Demora, mas chega o tempo em
que a gente vê que existem coisas sem nenhuma importância pelas quais a gente
briga, esforço sem valia e, principalmente, a grande verdade: tudo o que
fazemos é tão somente com o objetivo de agradar ao nosso ego, por mais
altruísta que possa parecer qualquer ação nessa vida velha ingrata.
Faça uma retrospectiva do ano
e verá que tudo o que relacionar é fundamentado no prazer ou na dor que lhe
causou.
Na
verdade, não quero fazer retrospectiva nenhuma, que odeio esse negócio. Vou
contar uma história que me contaram. Nada a ver.
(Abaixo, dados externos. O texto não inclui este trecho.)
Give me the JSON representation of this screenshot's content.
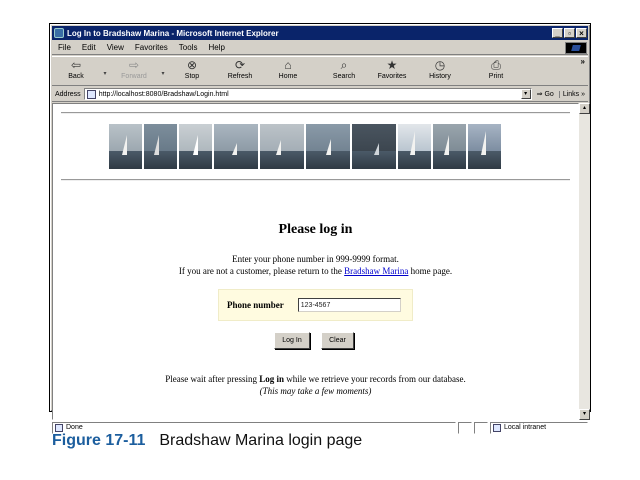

Foi na bela cidade de
Cajazeiras, onde reinava uma juíza muito atenta à dignidade da Justiça. O réu
era um rapaz que trabalhava na agência local do Correio. Aliás, nem era réu,
apenas uma testemunha chave de crime. O fato delituoso: alma sebosa estava
postando no Correio cartas anônimas falando mal de pessoas de alto coturno na
cidade, incluindo a dita cuja juíza. A Meritíssima pediu, aliás, pediu não, exigiu
do agente do Correio a descrição da pessoa que postou as tais cartas anônimas. Ele
fez ver que seria impossível lembrar do rosto do remetente das cartas malditas,
porque já havia se passado algum tempo e ele não guardava as feições de todas
as pessoas que postavam correspondência.
Do alto
de sua ira e seu poder, a juíza sentenciou:
--- Pois
vai ficar preso por cinco dias para refrescar a memória.
Seguiram-se
as providências de praxe: o rapaz foi algemado e preso. A cidade toda ficou
revoltada. Contratado um advogado, o causídico requereu habeas corpus e a prisão do carteiro foi revogada. “Entra com uma
representação contra essa juíza, rapaz!”, disse o advogado. Seguindo o
conselho, o oficial das cartas e telegramas queixou-se ao Tribunal de Justiça,
alegando abuso de autoridade por parte da Meritíssima. “Procurar justiça na
Justiça é assim como procurar cabelo em ovo de páscoa”, disse outro
cajazeirense.
Deu-se o
imprevisto: o Tribunal aceitou a queixa e notificou a juíza incomodada com a
espionagem da vida privada, comum no interior. Dona “Data Vênia” apelou então
para o Superior Tribunal de Justiça, mesmo aceitando o fato de que errou ao
mandar prender o rapaz do Correio. É que nos tribunais não se aprende a pedir
desculpas.
Aí,
deu-se o previsto: o Superior Tribunal, cheio de espírito de corpo e dentro das
conformidades dos espíritos de porco, deu ganho de causa à dona “Data Vênia” e
fez mais: indicou-a para fazer parte da Corregedoria da Corte Suprema, ou coisa
parecida.
A juíza
arrumou as malas e foi embora para Brasília, desfrutar do seu novo cargo. Ao
passar na praça, a conversa dos desocupados foi diminuindo, foi diminuindo e
depois que a mulher passou ficou tudo calado, pensando besteira.